Quel che offre è dunque un dittico, con una prima parte di saggio storico e 71 schede a supporto per percorsi paralleli: una galleria impagabile dove Mesmer è mattatore, ma con una nutrita schiera di sodali. C’è il Cazotte del Diavolo in amore, Mozart e lo Schiller del Visionario, François Pelletier col suo monocolo magico, i “professori di fisica” come Jean-Antoine Nollet organizzatori di seri ma spettacolari sistemi divulgativi, Nicolas-Philippe Ledru detto Comus coi suoi “brillanti marchingegni”, Rousseau, Franklin, Cagliostro… La prevalenza di personaggi francesi o frequentatori della Francia la dice lunga su un peso particolare della Parigi settecentesca, “laboratorio in cui la disciplina che chiamiamo ‘mentalismo’ cercò la propria identità nell’emancipazione dall’illusionismo e nella mimetizzazione con le scienze di confine”. Ma ci sono tanti altri prima e dopo, fino all’illusionista ottocentesco Bartolomeo Bosco e a uno dei nomi-chiave della Torino magica, nientemeno che quel Gustavo Rol che all’epoca avevo cercato di contattare telefonandogli (e parlando con un domestico che sospetto fosse in realtà lui, che gentilmente aveva gelato le mie speranze d’un incontro).

A questa parte introduttiva ne segue una seconda godibilissima di sedici, chiare lezioni di mentalismo tra carte, inchiostri simpatici, dadi e anagrammi.

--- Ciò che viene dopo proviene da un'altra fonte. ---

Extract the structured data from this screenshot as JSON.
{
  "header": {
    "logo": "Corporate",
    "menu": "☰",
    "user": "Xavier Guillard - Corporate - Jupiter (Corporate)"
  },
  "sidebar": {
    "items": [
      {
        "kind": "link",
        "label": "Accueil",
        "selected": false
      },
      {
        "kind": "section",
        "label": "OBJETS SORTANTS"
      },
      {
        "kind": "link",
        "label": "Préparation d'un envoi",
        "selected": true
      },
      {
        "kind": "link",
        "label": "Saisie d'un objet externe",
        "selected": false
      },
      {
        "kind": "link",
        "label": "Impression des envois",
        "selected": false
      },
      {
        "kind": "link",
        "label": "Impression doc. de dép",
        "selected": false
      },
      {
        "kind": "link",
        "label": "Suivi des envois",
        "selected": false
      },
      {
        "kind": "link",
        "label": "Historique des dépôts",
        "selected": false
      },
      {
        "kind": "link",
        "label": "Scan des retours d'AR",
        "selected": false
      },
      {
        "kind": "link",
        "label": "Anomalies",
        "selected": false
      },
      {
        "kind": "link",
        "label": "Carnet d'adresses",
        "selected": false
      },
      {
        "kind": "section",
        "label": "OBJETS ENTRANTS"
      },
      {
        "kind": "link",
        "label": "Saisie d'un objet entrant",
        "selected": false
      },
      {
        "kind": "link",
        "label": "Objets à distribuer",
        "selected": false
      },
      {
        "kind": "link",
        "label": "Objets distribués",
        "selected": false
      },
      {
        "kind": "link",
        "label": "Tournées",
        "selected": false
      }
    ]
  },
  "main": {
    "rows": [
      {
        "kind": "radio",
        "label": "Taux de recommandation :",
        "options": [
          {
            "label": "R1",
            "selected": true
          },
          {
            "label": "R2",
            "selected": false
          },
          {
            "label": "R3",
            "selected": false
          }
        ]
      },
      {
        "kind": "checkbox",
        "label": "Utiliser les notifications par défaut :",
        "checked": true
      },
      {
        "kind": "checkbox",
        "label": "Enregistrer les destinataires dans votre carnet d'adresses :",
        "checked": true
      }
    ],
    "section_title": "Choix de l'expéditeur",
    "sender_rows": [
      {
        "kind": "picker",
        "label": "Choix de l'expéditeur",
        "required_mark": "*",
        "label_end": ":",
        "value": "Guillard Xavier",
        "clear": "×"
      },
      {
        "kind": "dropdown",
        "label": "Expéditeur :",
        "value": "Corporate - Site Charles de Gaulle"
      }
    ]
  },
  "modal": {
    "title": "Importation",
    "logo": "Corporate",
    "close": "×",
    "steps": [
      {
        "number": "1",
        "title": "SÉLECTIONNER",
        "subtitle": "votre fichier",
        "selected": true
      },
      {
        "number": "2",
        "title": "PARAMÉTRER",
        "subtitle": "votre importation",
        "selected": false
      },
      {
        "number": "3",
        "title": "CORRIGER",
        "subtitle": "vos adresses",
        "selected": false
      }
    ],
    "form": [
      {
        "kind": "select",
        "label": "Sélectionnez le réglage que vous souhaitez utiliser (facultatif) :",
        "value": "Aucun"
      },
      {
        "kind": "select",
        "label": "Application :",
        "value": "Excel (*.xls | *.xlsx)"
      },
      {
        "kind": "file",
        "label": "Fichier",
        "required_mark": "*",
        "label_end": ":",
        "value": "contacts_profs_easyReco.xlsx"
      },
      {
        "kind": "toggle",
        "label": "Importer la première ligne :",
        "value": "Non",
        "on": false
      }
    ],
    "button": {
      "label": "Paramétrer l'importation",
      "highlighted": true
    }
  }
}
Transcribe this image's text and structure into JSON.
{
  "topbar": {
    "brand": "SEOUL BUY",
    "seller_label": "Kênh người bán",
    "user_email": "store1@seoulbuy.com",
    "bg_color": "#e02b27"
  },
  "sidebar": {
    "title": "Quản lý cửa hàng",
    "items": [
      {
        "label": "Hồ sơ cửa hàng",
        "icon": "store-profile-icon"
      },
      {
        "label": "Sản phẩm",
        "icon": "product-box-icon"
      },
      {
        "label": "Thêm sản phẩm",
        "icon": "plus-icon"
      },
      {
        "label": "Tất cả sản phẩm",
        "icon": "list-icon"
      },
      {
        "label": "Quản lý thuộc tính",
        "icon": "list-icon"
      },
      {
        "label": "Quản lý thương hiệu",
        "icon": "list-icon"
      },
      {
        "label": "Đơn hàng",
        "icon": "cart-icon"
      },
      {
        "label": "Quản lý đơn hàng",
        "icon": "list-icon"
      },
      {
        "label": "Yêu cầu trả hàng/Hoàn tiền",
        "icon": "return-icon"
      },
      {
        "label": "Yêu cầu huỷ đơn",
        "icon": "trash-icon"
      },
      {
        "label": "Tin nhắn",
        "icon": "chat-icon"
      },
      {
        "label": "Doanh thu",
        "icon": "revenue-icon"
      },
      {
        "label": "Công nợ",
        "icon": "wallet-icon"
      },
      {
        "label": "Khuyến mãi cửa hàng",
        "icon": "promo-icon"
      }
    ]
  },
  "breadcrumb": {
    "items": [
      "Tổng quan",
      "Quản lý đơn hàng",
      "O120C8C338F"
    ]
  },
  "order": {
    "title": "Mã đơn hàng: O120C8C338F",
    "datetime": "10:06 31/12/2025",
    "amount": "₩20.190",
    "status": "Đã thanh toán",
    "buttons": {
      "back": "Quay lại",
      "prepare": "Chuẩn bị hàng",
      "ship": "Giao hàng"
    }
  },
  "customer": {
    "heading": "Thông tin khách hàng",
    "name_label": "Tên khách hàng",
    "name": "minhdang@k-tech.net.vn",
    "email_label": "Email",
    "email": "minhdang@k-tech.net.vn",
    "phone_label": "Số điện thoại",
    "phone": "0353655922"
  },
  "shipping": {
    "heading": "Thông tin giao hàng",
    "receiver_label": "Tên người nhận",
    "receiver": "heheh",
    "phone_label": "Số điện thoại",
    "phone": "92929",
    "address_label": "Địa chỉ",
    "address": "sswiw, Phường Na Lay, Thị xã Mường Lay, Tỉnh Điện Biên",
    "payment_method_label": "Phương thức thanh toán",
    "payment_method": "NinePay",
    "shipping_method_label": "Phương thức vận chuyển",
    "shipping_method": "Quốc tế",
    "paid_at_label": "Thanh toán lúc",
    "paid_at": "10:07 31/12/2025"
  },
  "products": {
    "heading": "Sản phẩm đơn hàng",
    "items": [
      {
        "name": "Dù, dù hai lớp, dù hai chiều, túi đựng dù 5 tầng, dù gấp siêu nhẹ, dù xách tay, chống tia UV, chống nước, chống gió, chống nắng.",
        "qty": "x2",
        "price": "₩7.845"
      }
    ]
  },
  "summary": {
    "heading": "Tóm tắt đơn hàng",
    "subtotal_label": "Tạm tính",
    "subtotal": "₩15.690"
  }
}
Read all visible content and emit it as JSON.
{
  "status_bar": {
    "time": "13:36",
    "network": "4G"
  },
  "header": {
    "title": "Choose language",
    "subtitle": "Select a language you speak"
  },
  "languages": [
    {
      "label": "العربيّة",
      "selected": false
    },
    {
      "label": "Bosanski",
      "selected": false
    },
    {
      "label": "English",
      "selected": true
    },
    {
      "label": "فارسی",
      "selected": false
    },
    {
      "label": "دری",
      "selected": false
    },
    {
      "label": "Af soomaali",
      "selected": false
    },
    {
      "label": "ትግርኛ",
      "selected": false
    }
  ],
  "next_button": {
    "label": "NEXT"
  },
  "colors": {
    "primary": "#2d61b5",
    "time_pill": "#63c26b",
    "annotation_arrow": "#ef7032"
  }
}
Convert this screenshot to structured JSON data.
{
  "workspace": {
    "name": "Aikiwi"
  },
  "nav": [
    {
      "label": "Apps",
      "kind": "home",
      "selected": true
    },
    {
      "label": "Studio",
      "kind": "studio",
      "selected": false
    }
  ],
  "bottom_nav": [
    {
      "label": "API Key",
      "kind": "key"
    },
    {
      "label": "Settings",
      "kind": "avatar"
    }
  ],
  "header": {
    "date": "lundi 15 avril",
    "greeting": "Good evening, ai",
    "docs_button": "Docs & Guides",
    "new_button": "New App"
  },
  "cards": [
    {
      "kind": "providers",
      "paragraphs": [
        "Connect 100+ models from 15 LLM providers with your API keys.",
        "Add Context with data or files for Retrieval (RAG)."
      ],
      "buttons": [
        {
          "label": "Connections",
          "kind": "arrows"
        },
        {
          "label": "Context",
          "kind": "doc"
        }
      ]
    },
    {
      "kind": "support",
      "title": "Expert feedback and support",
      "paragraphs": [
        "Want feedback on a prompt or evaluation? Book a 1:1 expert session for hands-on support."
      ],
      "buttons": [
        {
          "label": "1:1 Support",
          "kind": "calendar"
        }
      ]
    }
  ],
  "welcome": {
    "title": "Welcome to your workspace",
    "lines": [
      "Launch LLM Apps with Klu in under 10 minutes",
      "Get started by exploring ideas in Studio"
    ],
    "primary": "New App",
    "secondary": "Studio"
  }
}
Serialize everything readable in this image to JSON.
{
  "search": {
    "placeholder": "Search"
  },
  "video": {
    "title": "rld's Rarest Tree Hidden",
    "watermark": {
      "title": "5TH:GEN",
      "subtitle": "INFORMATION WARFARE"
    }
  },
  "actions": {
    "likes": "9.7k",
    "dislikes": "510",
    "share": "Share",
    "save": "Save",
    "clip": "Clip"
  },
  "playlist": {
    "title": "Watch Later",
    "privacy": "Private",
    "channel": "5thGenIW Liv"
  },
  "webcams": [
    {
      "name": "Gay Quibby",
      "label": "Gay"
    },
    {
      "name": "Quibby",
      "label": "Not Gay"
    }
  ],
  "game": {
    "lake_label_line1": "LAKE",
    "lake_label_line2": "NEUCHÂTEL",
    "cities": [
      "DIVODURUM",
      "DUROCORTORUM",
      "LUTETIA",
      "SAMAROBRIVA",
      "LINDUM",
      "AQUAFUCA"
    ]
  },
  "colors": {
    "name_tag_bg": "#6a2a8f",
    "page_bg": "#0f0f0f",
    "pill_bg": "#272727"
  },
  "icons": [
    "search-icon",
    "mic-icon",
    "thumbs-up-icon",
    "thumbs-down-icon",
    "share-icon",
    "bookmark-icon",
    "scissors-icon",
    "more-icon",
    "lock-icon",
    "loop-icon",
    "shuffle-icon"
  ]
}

Andiamo dall’impressione di leggere il pensiero alla manipolazione del linguaggio; dagli usi di curiosità matematiche alla capacità di cogliere un ordine sotteso dove altri individuano soltanto caos; dal multiverso borgesiano agli effetti mentalistici di un indovinello medioevale. E “La sedicesima e ultima lezione documenta quello che […] è il punto teorico più alto del mentalismo settecentesco: l’applicazione di un principio oggi chiamato ‘doppia realtà’, basato su specifici stimoli percepiti in modi diversi da spettatori distinti”. Quella che ci viene consegnata è una coloratissima lezione di filosofia sull’ambiguità del reale – la razionalità che si finge magia e viceversa – e la necessità di leggerlo con strumenti razionali più sottili. “Come il romanzo di Cazotte, il protomentalismo settecentesco costrinse a fare i conti con regioni della coscienza fino ad allora inesplorate”, disturbando il manovratore che cercava di tracciare linee nette e un po’ rozze di demarcazione tra realtà e fantasia.

Anzi, al pari del romanzo nella lezione di Hermann Broch (autore peraltro di un romanzo I sonnambuli), anche il mentalismo deve mirare ad “ampliare la nostra conoscenza di ciò che è umano”, scoprire almeno un “frammento dell’esistenza fino ad allora sconosciuto”: facendo vivere il tempo in modo più intenso ma “soprattutto [insegnando] a cambiare il modo di percepire il mondo dello spettacolo”. Compreso il grande spettacolo delle cosiddette cose serie: e qui lo Schiller del Visionario, che Tomatis stesso ha commentato in una recente edizione, avrebbe qualcosa da dire. In un’epoca come la nostra, appesantita da decenni di torpore sonnambulico dei cittadini e di scelte presunte “razionali” che appartengono invece alla cattiva fantasia, la lezione del mentalismo fornisce provocazioni importanti.